Two heads are always better than one (unless, of course, you’re talking about a coin, in which case, that’s a problem). But that’s only true if you get along with your collaborators. Google spent a lot of time trying to find out why some of their teams worked so much better than others. There are so many variables to consider when comparing teams that this was no easy task.
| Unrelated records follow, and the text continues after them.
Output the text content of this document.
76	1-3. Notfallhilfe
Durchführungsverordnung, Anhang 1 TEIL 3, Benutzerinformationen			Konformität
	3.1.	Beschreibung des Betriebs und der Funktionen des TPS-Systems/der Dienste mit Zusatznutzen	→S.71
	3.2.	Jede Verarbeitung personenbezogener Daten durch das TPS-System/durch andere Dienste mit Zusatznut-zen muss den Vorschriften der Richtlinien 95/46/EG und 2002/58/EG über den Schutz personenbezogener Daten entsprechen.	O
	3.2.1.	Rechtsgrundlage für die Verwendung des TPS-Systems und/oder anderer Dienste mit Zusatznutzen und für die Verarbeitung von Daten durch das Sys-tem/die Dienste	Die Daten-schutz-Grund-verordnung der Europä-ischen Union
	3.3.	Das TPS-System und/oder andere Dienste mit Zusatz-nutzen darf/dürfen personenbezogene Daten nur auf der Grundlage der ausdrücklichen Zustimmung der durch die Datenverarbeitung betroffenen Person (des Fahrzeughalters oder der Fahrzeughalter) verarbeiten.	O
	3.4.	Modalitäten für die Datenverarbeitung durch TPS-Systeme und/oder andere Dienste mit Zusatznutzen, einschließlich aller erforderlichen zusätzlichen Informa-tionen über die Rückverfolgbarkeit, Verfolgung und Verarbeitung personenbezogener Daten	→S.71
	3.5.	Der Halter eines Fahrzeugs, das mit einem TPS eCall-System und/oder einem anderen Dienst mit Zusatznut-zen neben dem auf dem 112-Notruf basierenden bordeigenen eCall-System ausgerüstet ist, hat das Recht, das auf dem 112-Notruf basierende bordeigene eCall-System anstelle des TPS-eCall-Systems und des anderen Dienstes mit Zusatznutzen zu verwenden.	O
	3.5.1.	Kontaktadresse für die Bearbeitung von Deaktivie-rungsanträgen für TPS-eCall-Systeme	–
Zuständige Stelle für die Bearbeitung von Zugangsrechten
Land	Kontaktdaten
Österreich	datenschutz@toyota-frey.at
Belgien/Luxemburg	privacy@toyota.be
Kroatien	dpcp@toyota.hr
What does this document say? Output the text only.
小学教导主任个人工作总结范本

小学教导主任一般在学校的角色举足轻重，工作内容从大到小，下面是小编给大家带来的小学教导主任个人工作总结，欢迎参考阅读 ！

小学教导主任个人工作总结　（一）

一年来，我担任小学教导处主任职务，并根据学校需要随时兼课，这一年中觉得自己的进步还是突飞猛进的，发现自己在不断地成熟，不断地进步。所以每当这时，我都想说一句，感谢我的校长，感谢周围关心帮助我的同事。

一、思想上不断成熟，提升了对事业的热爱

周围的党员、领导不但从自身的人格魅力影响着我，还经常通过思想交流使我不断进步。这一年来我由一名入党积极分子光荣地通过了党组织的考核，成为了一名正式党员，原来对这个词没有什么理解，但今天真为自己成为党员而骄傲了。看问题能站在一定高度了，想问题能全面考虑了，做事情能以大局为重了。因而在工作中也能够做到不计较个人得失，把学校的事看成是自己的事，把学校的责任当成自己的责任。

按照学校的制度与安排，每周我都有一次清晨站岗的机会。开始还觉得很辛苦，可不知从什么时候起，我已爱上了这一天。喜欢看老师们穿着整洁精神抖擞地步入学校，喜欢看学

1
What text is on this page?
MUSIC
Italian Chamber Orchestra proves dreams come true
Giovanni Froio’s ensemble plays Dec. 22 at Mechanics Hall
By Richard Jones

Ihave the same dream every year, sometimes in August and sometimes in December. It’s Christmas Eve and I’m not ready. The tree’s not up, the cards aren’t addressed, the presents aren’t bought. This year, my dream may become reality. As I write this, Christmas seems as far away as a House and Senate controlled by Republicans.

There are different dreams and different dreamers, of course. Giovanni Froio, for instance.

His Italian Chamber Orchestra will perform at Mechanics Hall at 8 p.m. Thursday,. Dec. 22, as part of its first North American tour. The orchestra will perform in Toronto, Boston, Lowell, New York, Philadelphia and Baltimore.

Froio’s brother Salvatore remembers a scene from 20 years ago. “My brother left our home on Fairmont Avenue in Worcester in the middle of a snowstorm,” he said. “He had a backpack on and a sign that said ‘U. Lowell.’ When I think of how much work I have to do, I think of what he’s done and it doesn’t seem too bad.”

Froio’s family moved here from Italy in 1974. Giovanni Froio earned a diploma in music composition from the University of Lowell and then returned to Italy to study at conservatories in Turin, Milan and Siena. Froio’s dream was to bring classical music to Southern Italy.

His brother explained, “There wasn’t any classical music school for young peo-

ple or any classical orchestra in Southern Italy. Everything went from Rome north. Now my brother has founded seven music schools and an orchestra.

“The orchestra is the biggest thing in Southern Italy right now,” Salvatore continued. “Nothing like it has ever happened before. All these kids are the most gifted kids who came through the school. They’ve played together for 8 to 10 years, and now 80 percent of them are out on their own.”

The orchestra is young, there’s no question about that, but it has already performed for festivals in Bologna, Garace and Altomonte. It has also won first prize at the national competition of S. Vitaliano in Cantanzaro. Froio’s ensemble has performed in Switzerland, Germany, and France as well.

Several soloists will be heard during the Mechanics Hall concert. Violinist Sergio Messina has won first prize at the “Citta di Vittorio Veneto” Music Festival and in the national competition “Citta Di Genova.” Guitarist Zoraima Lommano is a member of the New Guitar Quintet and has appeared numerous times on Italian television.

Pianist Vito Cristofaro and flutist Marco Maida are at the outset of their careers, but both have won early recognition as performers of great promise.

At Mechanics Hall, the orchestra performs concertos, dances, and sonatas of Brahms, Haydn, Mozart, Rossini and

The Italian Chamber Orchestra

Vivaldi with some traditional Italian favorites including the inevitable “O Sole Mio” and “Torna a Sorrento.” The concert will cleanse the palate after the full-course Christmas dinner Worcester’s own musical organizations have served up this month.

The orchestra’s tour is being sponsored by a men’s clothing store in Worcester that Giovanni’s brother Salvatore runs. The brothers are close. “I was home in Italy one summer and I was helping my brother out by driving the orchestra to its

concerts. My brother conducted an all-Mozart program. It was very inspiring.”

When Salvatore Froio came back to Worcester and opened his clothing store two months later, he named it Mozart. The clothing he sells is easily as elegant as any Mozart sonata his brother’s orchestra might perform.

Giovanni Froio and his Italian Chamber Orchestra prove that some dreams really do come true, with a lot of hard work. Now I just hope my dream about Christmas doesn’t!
What they eventually found, though, was that the one thing that really made a difference is what they call “psychological safety.” These teams trusted each other enough to be open about how they were feeling. In their work, this manifests itself as candor. When you’re designing with other people, you’re going to disagree. And it’s important that you do disagree! Some of your ideas are going to be mediocre or even bad. Your only hope is to have someone you trust who will tell you that! Feedback is vital, but it’s not sustainable without trust. Without trust, critical feedback devolves into conflict and eventually hurt feelings. Team members that trust each other, though, can go to bat for competing ideas and still come out friends at the end of the day.
Trust keeps us moving forward
Most innovation happens in organizations — from two-person teams to multinational corporations. These organizations are defined by the rules they set and the decisions their members make. That environment can encourage, kill, or mildly tolerate creativity. By focusing on trust, we can create an organization where people spend less time updating and asking for approval. We can create a culture where people are encouraged to experiment and fail — yes, fail. And we can create a healthy environment of candid and sincere feedback. With trust, we can innovate.